Toplantılarda, projelerde ve performans değerlendirmelerinde en çok kaçınılan şey bu: “Ben yanlış yaptım” diyebilmek. Neden? Çünkü biliriz: Hata, genellikle bedel getirir. Kredi notunu düşürür, terfini erteler, bazen işini bitirir. Ama bak işte... Uluslararası Havacılık Otoriteleri (IATA, FAA) ne diyor? “Kazaların %80’den fazlası insan hatasından kaynaklanıyor. Ancak bu hatalar erken fark edilirse, %100 önlenebilir.” Yani mesele, hatayı sıfırlamak değil. Hatanın nedenlerini sıfırlamak. Hata olabileceğini önceden zamanında görebilmek, içgörüye dönüştürmek.
Just Culture işte bu adil değerlendirme için hataları ve riskli davranışları net üç kategoriye ayırır:
1- İnsan Hatası (Human Error): Bunlar, dikkat dağınıklığı, yorgunluk, prosedür karmaşası veya beklenmedik bir durum nedeniyle kazara yapılan, genellikle art niyet taşımayan hatalardır. Pilotun kontrol panelindeki bir göstergeyi anlık yanlış okuması, bir finans uzmanının yüzlerce satır arasındaki bir rakamı yanlış girmesi, bir yazılımcının dalgınlıkla kod yazarken bir hata yapması gibi. Bu tür hatalar genellikle kişinin kötü niyetinden değil, sistemin veya o anki koşulların öğrenmesi gereken zayıflıklarından kaynaklanır. Yaklaşım bellidir: Kişiyi cezalandırmak yerine, olayın nedenini anlamak, eğitim ihtiyacını belirlemek ve sistemin o kısmını (prosedür, arayüz, eğitim metodu vb.) iyileştirmektir.

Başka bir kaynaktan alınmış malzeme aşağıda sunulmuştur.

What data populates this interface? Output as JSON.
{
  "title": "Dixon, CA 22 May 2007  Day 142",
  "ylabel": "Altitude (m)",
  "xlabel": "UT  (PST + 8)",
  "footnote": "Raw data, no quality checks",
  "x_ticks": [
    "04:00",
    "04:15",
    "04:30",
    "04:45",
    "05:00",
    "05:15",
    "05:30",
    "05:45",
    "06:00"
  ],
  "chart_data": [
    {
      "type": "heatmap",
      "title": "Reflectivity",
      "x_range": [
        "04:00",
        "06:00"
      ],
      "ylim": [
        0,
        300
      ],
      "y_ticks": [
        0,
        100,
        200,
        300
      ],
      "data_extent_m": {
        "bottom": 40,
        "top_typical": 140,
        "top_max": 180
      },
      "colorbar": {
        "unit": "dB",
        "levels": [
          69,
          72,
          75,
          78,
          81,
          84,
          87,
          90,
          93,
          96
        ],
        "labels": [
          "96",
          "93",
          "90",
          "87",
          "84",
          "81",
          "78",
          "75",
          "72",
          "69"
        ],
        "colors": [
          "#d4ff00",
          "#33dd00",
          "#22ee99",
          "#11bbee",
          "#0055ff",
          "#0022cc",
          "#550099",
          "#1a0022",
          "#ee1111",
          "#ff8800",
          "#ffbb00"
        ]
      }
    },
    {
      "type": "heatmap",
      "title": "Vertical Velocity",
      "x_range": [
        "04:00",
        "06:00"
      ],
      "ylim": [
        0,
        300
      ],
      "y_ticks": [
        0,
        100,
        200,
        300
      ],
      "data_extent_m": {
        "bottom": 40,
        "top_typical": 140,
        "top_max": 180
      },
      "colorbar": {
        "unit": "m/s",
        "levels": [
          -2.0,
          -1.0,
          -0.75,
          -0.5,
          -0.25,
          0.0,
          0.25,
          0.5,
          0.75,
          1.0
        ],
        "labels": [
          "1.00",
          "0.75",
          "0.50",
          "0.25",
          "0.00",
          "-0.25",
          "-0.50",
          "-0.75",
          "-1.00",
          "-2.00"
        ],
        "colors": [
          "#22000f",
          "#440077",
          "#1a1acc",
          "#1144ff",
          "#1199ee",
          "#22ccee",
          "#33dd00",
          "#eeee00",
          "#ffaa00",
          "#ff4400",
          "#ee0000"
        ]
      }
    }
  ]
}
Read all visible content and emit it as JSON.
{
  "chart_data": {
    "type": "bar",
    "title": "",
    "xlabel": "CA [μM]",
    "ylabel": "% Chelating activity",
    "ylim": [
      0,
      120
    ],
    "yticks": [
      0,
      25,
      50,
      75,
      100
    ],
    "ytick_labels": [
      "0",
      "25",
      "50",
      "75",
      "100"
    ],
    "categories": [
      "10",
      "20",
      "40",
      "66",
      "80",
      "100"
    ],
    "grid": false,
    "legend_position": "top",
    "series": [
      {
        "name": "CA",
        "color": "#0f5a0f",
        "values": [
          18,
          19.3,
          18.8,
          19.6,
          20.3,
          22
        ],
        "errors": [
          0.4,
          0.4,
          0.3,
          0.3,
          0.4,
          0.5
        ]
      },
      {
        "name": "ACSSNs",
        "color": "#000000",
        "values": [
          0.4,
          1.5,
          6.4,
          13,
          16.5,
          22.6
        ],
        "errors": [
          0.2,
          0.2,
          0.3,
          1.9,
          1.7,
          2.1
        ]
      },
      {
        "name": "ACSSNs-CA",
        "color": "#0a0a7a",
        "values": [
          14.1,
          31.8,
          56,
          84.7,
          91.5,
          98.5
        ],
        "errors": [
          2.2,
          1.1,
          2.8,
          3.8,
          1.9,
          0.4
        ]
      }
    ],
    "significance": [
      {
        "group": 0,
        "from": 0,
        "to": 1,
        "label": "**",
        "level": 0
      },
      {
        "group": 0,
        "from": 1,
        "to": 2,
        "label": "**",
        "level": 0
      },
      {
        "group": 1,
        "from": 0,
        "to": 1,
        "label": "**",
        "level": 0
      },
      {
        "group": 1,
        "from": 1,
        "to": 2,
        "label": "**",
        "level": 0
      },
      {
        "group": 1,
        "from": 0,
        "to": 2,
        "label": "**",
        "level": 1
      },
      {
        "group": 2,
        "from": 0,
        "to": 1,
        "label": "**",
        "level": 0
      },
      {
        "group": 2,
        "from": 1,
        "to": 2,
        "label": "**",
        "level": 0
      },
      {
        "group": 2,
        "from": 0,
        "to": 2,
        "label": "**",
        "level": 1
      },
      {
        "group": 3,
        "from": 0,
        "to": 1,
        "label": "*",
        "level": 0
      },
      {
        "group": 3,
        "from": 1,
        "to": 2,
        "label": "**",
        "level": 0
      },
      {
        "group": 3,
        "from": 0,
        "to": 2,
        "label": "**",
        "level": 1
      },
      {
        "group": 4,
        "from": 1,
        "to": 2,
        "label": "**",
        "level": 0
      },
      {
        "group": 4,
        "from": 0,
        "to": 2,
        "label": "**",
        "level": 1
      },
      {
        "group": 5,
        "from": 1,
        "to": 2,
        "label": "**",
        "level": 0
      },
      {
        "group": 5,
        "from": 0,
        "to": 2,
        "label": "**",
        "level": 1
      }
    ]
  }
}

2- Riskli Davranış (At-Risk Behavior): Bu kategori, çalışanın aslında iyi niyetli olduğu halde, zaman kazanmak, işi kolaylaştırmak veya prosedürün zorluğundan kaçınmak gibi nedenlerle bilinçli olarak riskli bir yol izlemesidir. Örneğin, 'Bundan bir şey olmaz' diyerek güvenlik protokolünü atlamak, 'Zaten yetişmeyecek' diye kalite kontrol adımını es geçmek. Burada bir kasıt yoktur, ama risk algısı düşüktür veya sistem o riski almaya kişiyi iter. Yaklaşım disiplinden önce farkındalık yaratmak, davranışın altında yatan nedenleri (sistemdeki baskı mı? prosedürün anlamsızlığı mı? bilgi eksikliği mi?) anlamak ve doğru, güvenli yol konusunda rehberlik etmektir.
3- Kasıtlı Suistimal (Reckless Behavior): İşte bu kategori, Just Culture'ın “hatadır, olabilir” demediği tek yerdir. Bu, çalışanın bilinçli olarak risk aldığını bilerek, kuralları kasten ihlal etmesi veya başkasına zarar verme potansiyeli taşıyan eylemlerde bulunmasıdır. Uyuşturucu madde etkisi altında işe gelmek, hassas verileri çalmak, bilerek güvenlik sistemlerini devre dışı bırakmak gibi. Burada iyi niyet yoktur, açık bir sorumsuzluk veya kasıt vardır. Yaklaşım nettir: Disiplin ve yaptırım.
Bu sınıflandırma sadece kurum içi değil, kurumlar arası bir öğrenme sistemine de dönüşmüş durumda.